Curious George చెప్పారు...

"tim maguire said...
Curious George said...They get to feel part of their team.

Their team's not there. Why would it be?"

Of course their team is there. The team is not just players, it's the front office. Drafting is creating the future. It's not for me, but the draft is a huge part of the NFL. People do mock drafts. For many, it's a very big deal.

Not Illinois Resident చెప్పారు...

Think Mistick misspoke, grossly exaggerated by a full decimal point when claiming "500,000 to 700,000 people" as in-person expected attendance. Hubris. Perhaps 50,000 to 70,000 people attend NFL PIck at actual event location, but even that's hard to fathom. Did Pittsburgh School District really just message to its students that K-12 schooling is largely irrelevant, so just go play your X-boxes instead of sitting in our classrooms playing on your I-phone.

Rest of this article is usual trope about "working-class peoples" being funny/odd. Toilet in the basement, ha-ha. Chair in the shoveled-out parking space, ha-ha. Hope professor Mistick gets schooled on his snobbery towards host city Pittsburgh.

KellyM చెప్పారు...

tommyesq said...
“Basically the whole city of Boston shut down when the DNC came to town in 2004. School was not in session (it was the summer) but basically everyone else closed shop. Local businesses actually took a beating because all of the regular traffic died off, tourists stayed clear fearing the big crowds, and the hoi polloi of the Democrat party largely attended private functions.”

I remember that. I was commuting into the Financial District that summer and it was like a ghost town. You could’ve shot a cannon down the middle of Congress Street and not hit a soul. The businesses in the North End were crying about the lack of foot traffic and how empty the restaurants were. I liked it since the streetcars were blissfully empty.

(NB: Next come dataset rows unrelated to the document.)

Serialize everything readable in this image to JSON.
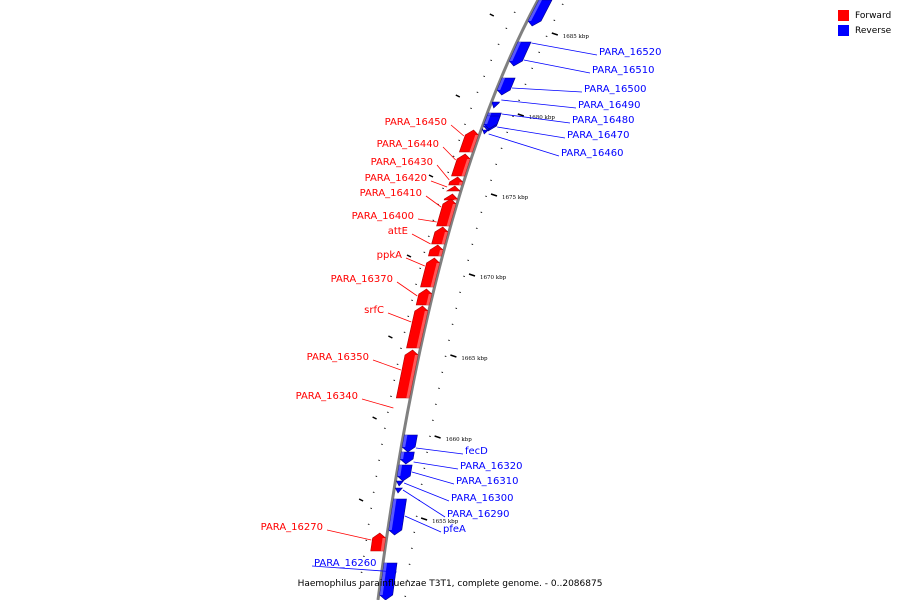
{
  "genome_title": "Haemophilus parainfluenzae T3T1, complete genome. - 0..2086875",
  "legend": [
    {
      "label": "Forward",
      "color": "#ff0000"
    },
    {
      "label": "Reverse",
      "color": "#0000ff"
    }
  ],
  "colors": {
    "forward": "#ff0000",
    "reverse": "#0000ff",
    "backbone": "#808080"
  },
  "ticks": [
    {
      "label": "1685 kbp"
    },
    {
      "label": "1680 kbp"
    },
    {
      "label": "1675 kbp"
    },
    {
      "label": "1670 kbp"
    },
    {
      "label": "1665 kbp"
    },
    {
      "label": "1660 kbp"
    },
    {
      "label": "1655 kbp"
    }
  ],
  "genes": [
    {
      "name": "PARA_16520",
      "strand": "reverse"
    },
    {
      "name": "PARA_16510",
      "strand": "reverse"
    },
    {
      "name": "PARA_16500",
      "strand": "reverse"
    },
    {
      "name": "PARA_16490",
      "strand": "reverse"
    },
    {
      "name": "PARA_16480",
      "strand": "reverse"
    },
    {
      "name": "PARA_16470",
      "strand": "reverse"
    },
    {
      "name": "PARA_16460",
      "strand": "reverse"
    },
    {
      "name": "PARA_16450",
      "strand": "forward"
    },
    {
      "name": "PARA_16440",
      "strand": "forward"
    },
    {
      "name": "PARA_16430",
      "strand": "forward"
    },
    {
      "name": "PARA_16420",
      "strand": "forward"
    },
    {
      "name": "PARA_16410",
      "strand": "forward"
    },
    {
      "name": "PARA_16400",
      "strand": "forward"
    },
    {
      "name": "attE",
      "strand": "forward"
    },
    {
      "name": "ppkA",
      "strand": "forward"
    },
    {
      "name": "PARA_16370",
      "strand": "forward"
    },
    {
      "name": "srfC",
      "strand": "forward"
    },
    {
      "name": "PARA_16350",
      "strand": "forward"
    },
    {
      "name": "PARA_16340",
      "strand": "forward"
    },
    {
      "name": "fecD",
      "strand": "reverse"
    },
    {
      "name": "PARA_16320",
      "strand": "reverse"
    },
    {
      "name": "PARA_16310",
      "strand": "reverse"
    },
    {
      "name": "PARA_16300",
      "strand": "reverse"
    },
    {
      "name": "PARA_16290",
      "strand": "reverse"
    },
    {
      "name": "pfeA",
      "strand": "reverse"
    },
    {
      "name": "PARA_16270",
      "strand": "forward"
    },
    {
      "name": "PARA_16260",
      "strand": "reverse"
    }
  ]
}
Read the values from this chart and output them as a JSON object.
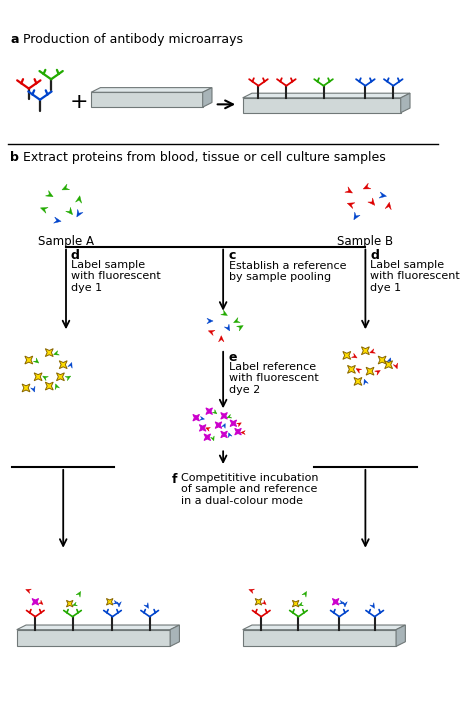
{
  "title_a": "Production of antibody microarrays",
  "title_b": "Extract proteins from blood, tissue or cell culture samples",
  "label_a": "a",
  "label_b": "b",
  "label_c": "c",
  "text_c": "Establish a reference\nby sample pooling",
  "label_d": "d",
  "text_d_left": "Label sample\nwith fluorescent\ndye 1",
  "text_d_right": "Label sample\nwith fluorescent\ndye 1",
  "label_e": "e",
  "text_e": "Label reference\nwith fluorescent\ndye 2",
  "label_f": "f",
  "text_f": "Competititive incubation\nof sample and reference\nin a dual-colour mode",
  "sample_a_label": "Sample A",
  "sample_b_label": "Sample B",
  "bg_color": "#ffffff",
  "line_color": "#000000",
  "slide_top_color": "#e0e8ea",
  "slide_face_color": "#d0d8d8",
  "slide_right_color": "#a8b4b8",
  "slide_edge_color": "#707878",
  "red": "#dd0000",
  "green": "#22aa00",
  "blue": "#0044cc",
  "yellow": "#ffdd00",
  "magenta": "#cc00cc",
  "cyan": "#00aacc"
}
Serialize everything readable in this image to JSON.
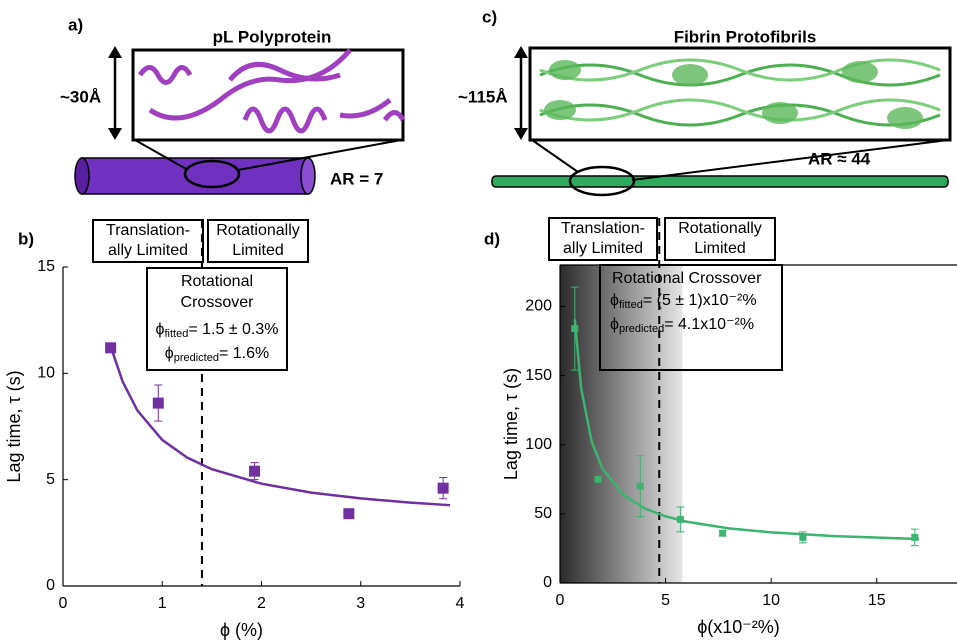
{
  "panels": {
    "a": {
      "label": "a)",
      "title": "pL Polyprotein",
      "height": "~30Å",
      "aspect_ratio": "AR = 7"
    },
    "c": {
      "label": "c)",
      "title": "Fibrin Protofibrils",
      "height": "~115Å",
      "aspect_ratio": "AR ≈ 44"
    }
  },
  "chart_data": [
    {
      "type": "scatter",
      "label": "b)",
      "xlabel": "ϕ (%)",
      "ylabel": "Lag time, τ (s)",
      "color": "#7030a0",
      "x": [
        0.48,
        0.96,
        1.93,
        2.88,
        3.83
      ],
      "values": [
        11.2,
        8.6,
        5.4,
        3.4,
        4.6
      ],
      "errors": [
        0.2,
        0.85,
        0.4,
        0.2,
        0.5
      ],
      "fit": {
        "x": [
          0.5,
          0.6,
          0.75,
          1,
          1.25,
          1.5,
          2,
          2.5,
          3,
          3.5,
          3.9
        ],
        "values": [
          11.0,
          9.62,
          8.25,
          6.87,
          6.04,
          5.49,
          4.81,
          4.39,
          4.12,
          3.92,
          3.8
        ]
      },
      "xlim": [
        0,
        4
      ],
      "ylim": [
        0,
        15
      ],
      "xticks": [
        0,
        1,
        2,
        3,
        4
      ],
      "yticks": [
        0,
        5,
        10,
        15
      ],
      "regions": [
        [
          "Translation-",
          "ally Limited"
        ],
        [
          "Rotationally",
          "Limited"
        ]
      ],
      "crossover": {
        "x": 1.4,
        "title": [
          "Rotational",
          "Crossover"
        ],
        "fitted": [
          "ϕ",
          "fitted",
          "= 1.5 ± 0.3%"
        ],
        "predicted": [
          "ϕ",
          "predicted",
          "= 1.6%"
        ]
      }
    },
    {
      "type": "scatter",
      "label": "d)",
      "xlabel": "ϕ(x10⁻²%)",
      "ylabel": "Lag time, τ (s)",
      "color": "#3cb371",
      "x": [
        0.7,
        1.8,
        3.8,
        5.7,
        7.7,
        11.5,
        16.8
      ],
      "values": [
        184,
        75,
        70,
        46,
        36,
        33,
        33
      ],
      "errors": [
        30,
        0,
        22,
        9,
        2,
        4,
        6
      ],
      "fit": {
        "x": [
          0.7,
          1,
          1.5,
          2,
          3,
          4,
          5,
          6,
          8,
          10,
          13,
          17
        ],
        "values": [
          190.7,
          141,
          102.3,
          83,
          63.7,
          54,
          48.2,
          44.3,
          39.5,
          36.6,
          33.9,
          31.8
        ]
      },
      "xlim": [
        0,
        18.8
      ],
      "ylim": [
        0,
        230
      ],
      "xticks": [
        0,
        5,
        10,
        15
      ],
      "yticks": [
        0,
        50,
        100,
        150,
        200
      ],
      "shaded_region": [
        0,
        5.8
      ],
      "regions": [
        [
          "Translation-",
          "ally Limited"
        ],
        [
          "Rotationally",
          "Limited"
        ]
      ],
      "crossover": {
        "x": 4.7,
        "title": [
          "Rotational Crossover"
        ],
        "fitted": [
          "ϕ",
          "fitted",
          "= (5 ± 1)x10⁻²%"
        ],
        "predicted": [
          "ϕ",
          "predicted",
          "= 4.1x10⁻²%"
        ]
      }
    }
  ]
}
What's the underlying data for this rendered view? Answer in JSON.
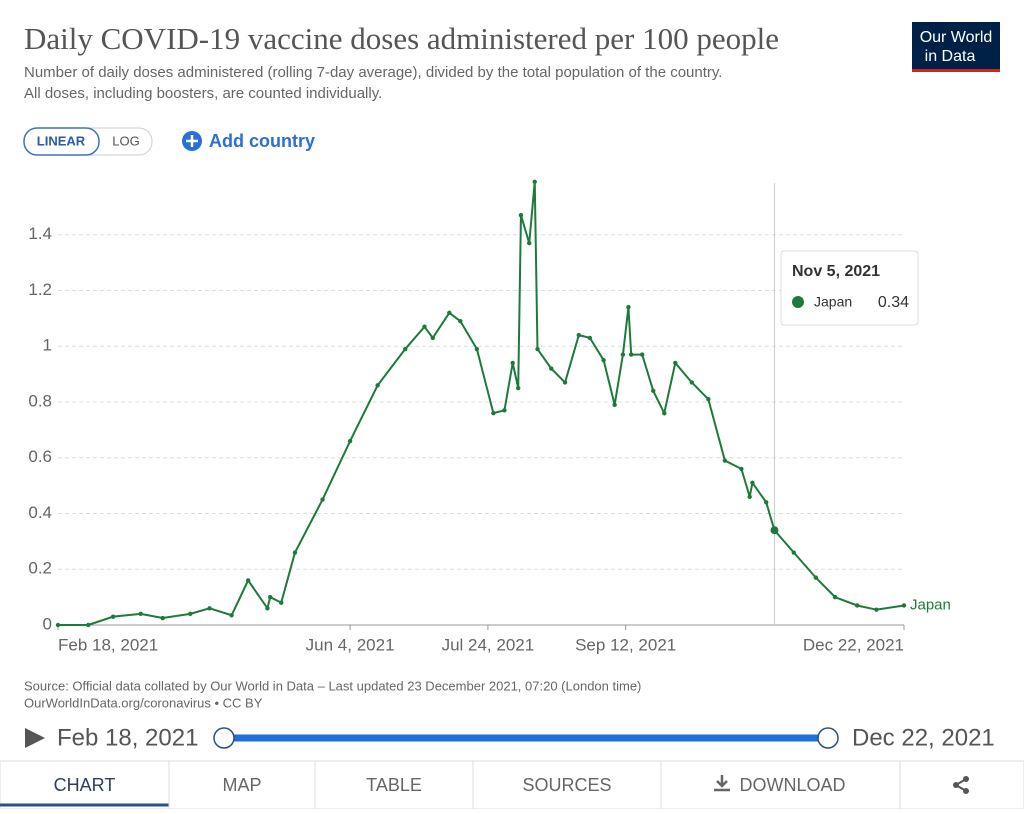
{
  "header": {
    "title": "Daily COVID-19 vaccine doses administered per 100 people",
    "subtitle_lines": [
      "Number of daily doses administered (rolling 7-day average), divided by the total population of the country.",
      "All doses, including boosters, are counted individually."
    ],
    "logo_lines": [
      "Our World",
      "in Data"
    ]
  },
  "controls": {
    "scale_buttons": [
      "LINEAR",
      "LOG"
    ],
    "add_country": "Add country"
  },
  "chart_data": {
    "type": "line",
    "log_scale": false,
    "grid": true,
    "x": [
      "2021-02-18",
      "2021-03-01",
      "2021-03-10",
      "2021-03-20",
      "2021-03-28",
      "2021-04-07",
      "2021-04-14",
      "2021-04-22",
      "2021-04-28",
      "2021-05-05",
      "2021-05-06",
      "2021-05-10",
      "2021-05-15",
      "2021-05-25",
      "2021-06-04",
      "2021-06-14",
      "2021-06-24",
      "2021-07-01",
      "2021-07-04",
      "2021-07-10",
      "2021-07-14",
      "2021-07-20",
      "2021-07-26",
      "2021-07-30",
      "2021-08-02",
      "2021-08-04",
      "2021-08-05",
      "2021-08-08",
      "2021-08-10",
      "2021-08-11",
      "2021-08-16",
      "2021-08-21",
      "2021-08-26",
      "2021-08-30",
      "2021-09-04",
      "2021-09-08",
      "2021-09-11",
      "2021-09-13",
      "2021-09-14",
      "2021-09-18",
      "2021-09-22",
      "2021-09-26",
      "2021-09-30",
      "2021-10-06",
      "2021-10-12",
      "2021-10-18",
      "2021-10-24",
      "2021-10-27",
      "2021-10-28",
      "2021-11-02",
      "2021-11-05",
      "2021-11-12",
      "2021-11-20",
      "2021-11-27",
      "2021-12-05",
      "2021-12-12",
      "2021-12-22"
    ],
    "series": [
      {
        "name": "Japan",
        "color": "#1d7a3b",
        "values": [
          0.0,
          0.0,
          0.03,
          0.04,
          0.025,
          0.04,
          0.06,
          0.035,
          0.16,
          0.06,
          0.1,
          0.08,
          0.26,
          0.45,
          0.66,
          0.86,
          0.99,
          1.07,
          1.03,
          1.12,
          1.09,
          0.99,
          0.76,
          0.77,
          0.94,
          0.85,
          1.47,
          1.37,
          1.59,
          0.99,
          0.92,
          0.87,
          1.04,
          1.03,
          0.95,
          0.79,
          0.97,
          1.14,
          0.97,
          0.97,
          0.84,
          0.76,
          0.94,
          0.87,
          0.81,
          0.59,
          0.56,
          0.46,
          0.51,
          0.44,
          0.34,
          0.26,
          0.17,
          0.1,
          0.07,
          0.055,
          0.07
        ]
      }
    ],
    "xlim": [
      "2021-02-18",
      "2021-12-22"
    ],
    "xticks": [
      {
        "value": "2021-02-18",
        "label": "Feb 18, 2021"
      },
      {
        "value": "2021-06-04",
        "label": "Jun 4, 2021"
      },
      {
        "value": "2021-07-24",
        "label": "Jul 24, 2021"
      },
      {
        "value": "2021-09-12",
        "label": "Sep 12, 2021"
      },
      {
        "value": "2021-12-22",
        "label": "Dec 22, 2021"
      }
    ],
    "ylim": [
      0,
      1.6
    ],
    "yticks": [
      0,
      0.2,
      0.4,
      0.6,
      0.8,
      1,
      1.2,
      1.4
    ],
    "tooltip": {
      "x": "2021-11-05",
      "date": "Nov 5, 2021",
      "value": 0.34
    }
  },
  "footer": {
    "source_lines": [
      "Source: Official data collated by Our World in Data – Last updated 23 December 2021, 07:20 (London time)",
      "OurWorldInData.org/coronavirus • CC BY"
    ],
    "timeline_start": "Feb 18, 2021",
    "timeline_end": "Dec 22, 2021",
    "tabs": [
      "CHART",
      "MAP",
      "TABLE",
      "SOURCES",
      "DOWNLOAD"
    ]
  }
}
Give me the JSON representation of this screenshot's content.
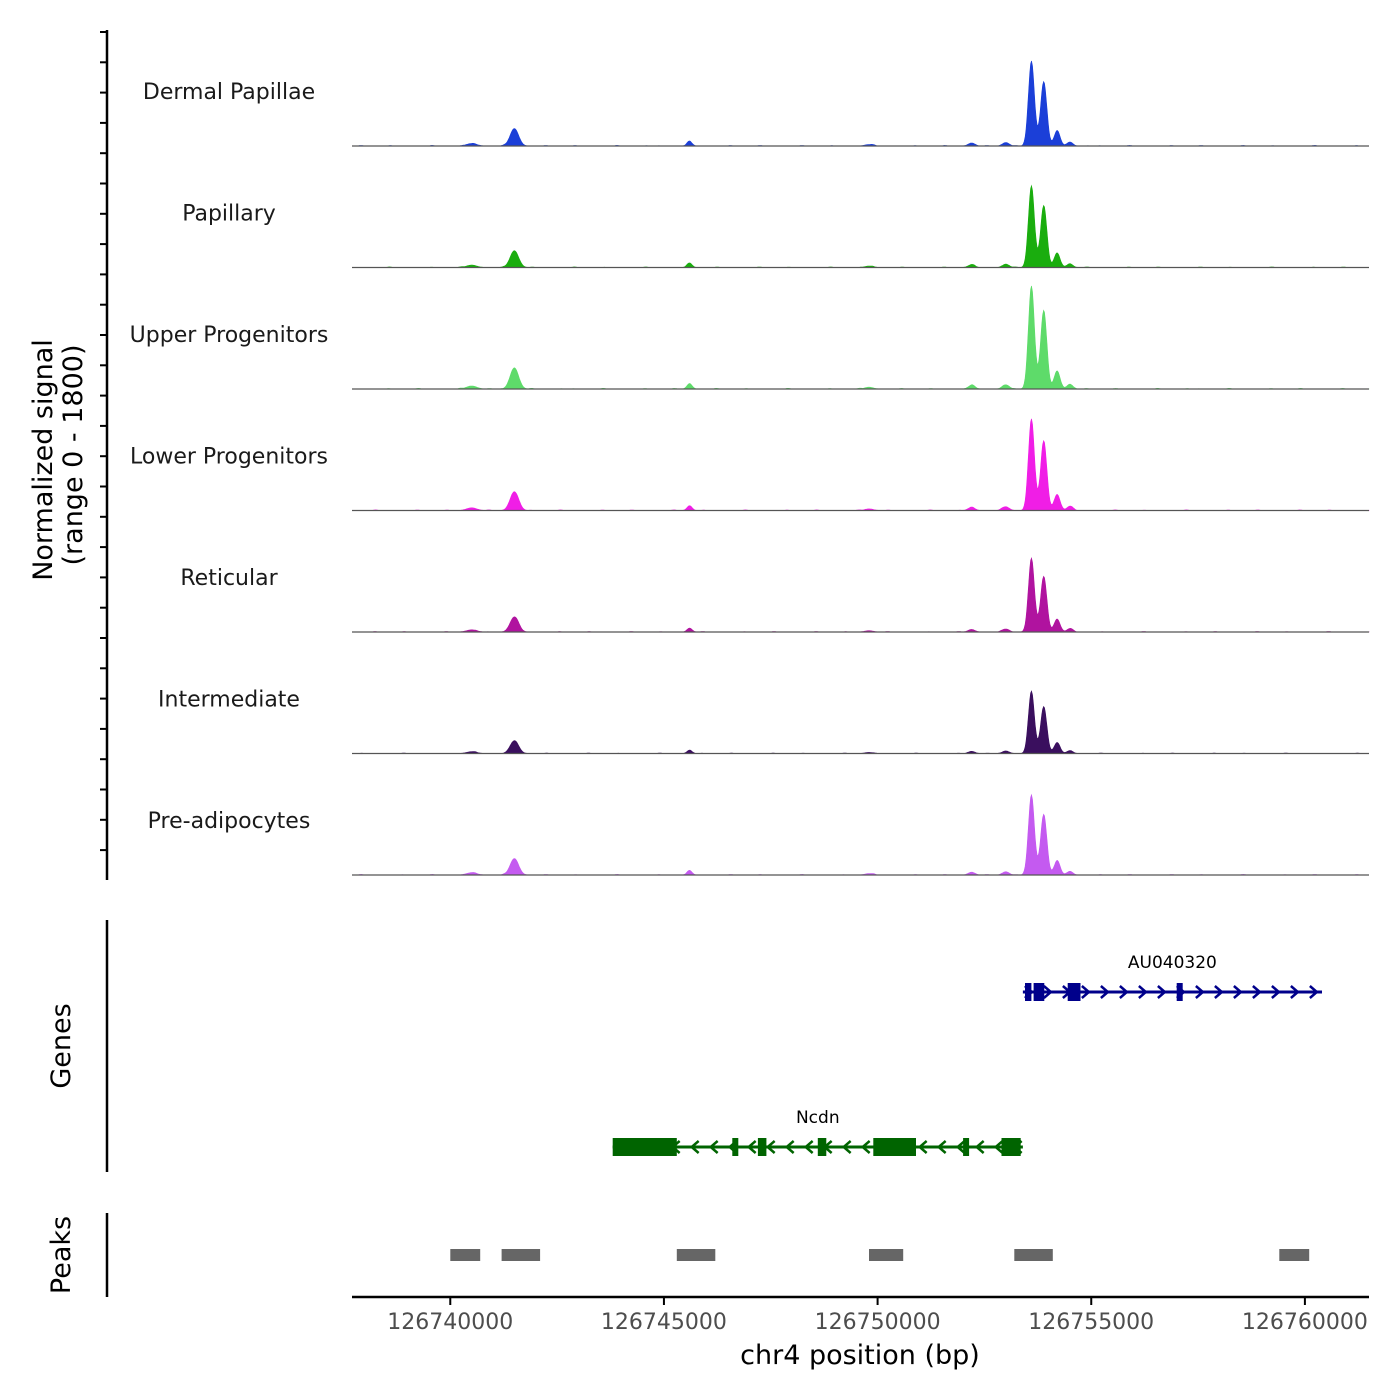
{
  "chart_data": {
    "type": "area",
    "title": "",
    "region": {
      "chrom": "chr4",
      "start": 126737700,
      "end": 126761500
    },
    "ylabel": "Normalized signal",
    "ylabel2": "(range 0 - 1800)",
    "yrange": [
      0,
      1800
    ],
    "xlabel": "chr4 position (bp)",
    "xticks": [
      "126740000",
      "126745000",
      "126750000",
      "126755000",
      "126760000"
    ],
    "xtick_values": [
      126740000,
      126745000,
      126750000,
      126755000,
      126760000
    ],
    "peak_template": [
      [
        126740500,
        50,
        120
      ],
      [
        126741500,
        350,
        100
      ],
      [
        126745600,
        90,
        60
      ],
      [
        126749800,
        30,
        100
      ],
      [
        126752200,
        60,
        80
      ],
      [
        126753000,
        70,
        80
      ],
      [
        126753600,
        1700,
        70
      ],
      [
        126753850,
        350,
        70
      ],
      [
        126753900,
        1000,
        70
      ],
      [
        126754200,
        300,
        70
      ],
      [
        126754500,
        80,
        70
      ]
    ],
    "series": [
      {
        "name": "Dermal Papillae",
        "color": "#1b3fd8",
        "scale": 0.52
      },
      {
        "name": "Papillary",
        "color": "#1aad0e",
        "scale": 0.5
      },
      {
        "name": "Upper Progenitors",
        "color": "#5edb6a",
        "scale": 0.63
      },
      {
        "name": "Lower Progenitors",
        "color": "#f01ee6",
        "scale": 0.56
      },
      {
        "name": "Reticular",
        "color": "#b0139f",
        "scale": 0.45
      },
      {
        "name": "Intermediate",
        "color": "#3a0f5e",
        "scale": 0.38
      },
      {
        "name": "Pre-adipocytes",
        "color": "#c45af0",
        "scale": 0.49
      }
    ],
    "genes_label": "Genes",
    "genes": [
      {
        "name": "AU040320",
        "color": "#00008b",
        "strand": "+",
        "start": 126753400,
        "end": 126760400,
        "exons": [
          [
            126753450,
            126753600
          ],
          [
            126753650,
            126753900
          ],
          [
            126754450,
            126754750
          ],
          [
            126757000,
            126757120
          ]
        ]
      },
      {
        "name": "Ncdn",
        "color": "#006400",
        "strand": "-",
        "start": 126743800,
        "end": 126753400,
        "exons": [
          [
            126743800,
            126745300
          ],
          [
            126746600,
            126746700
          ],
          [
            126747200,
            126747400
          ],
          [
            126748600,
            126748800
          ],
          [
            126749900,
            126750900
          ],
          [
            126752000,
            126752100
          ],
          [
            126752900,
            126753350
          ]
        ]
      }
    ],
    "peaks_label": "Peaks",
    "peaks": [
      [
        126740000,
        126740700
      ],
      [
        126741200,
        126742100
      ],
      [
        126745300,
        126746200
      ],
      [
        126749800,
        126750600
      ],
      [
        126753200,
        126754100
      ],
      [
        126759400,
        126760100
      ]
    ]
  }
}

And yes, moving a chair in someone’s shoveled out parking spot in Boston will earn you negative karma in some neighborhoods. Slashed tires or keyed paint jobs were a given. But yes, shootings did occur. So glad I never owned a car when I lived in the city.

Anthony చెప్పారు...

I come here not to support or deride the closing of schools for the NFL draft, but to deride the hoopla surrounding the draft in the first place.

I know, I know, and get off my lawn, too, kid.

RMc చెప్పారు...

Schools (in Pittsburgh) are closing for the NFL draft. What does this teach students?

It teaches them that the Steelers really should be better than this. (Hell, they've lost seven playoff games in a row!)

RobinGoodfellow చెప్పారు...

Instead of the NFL draft, they should all it a Pride parade. I’m sure they’d be cool for students ditching school for that.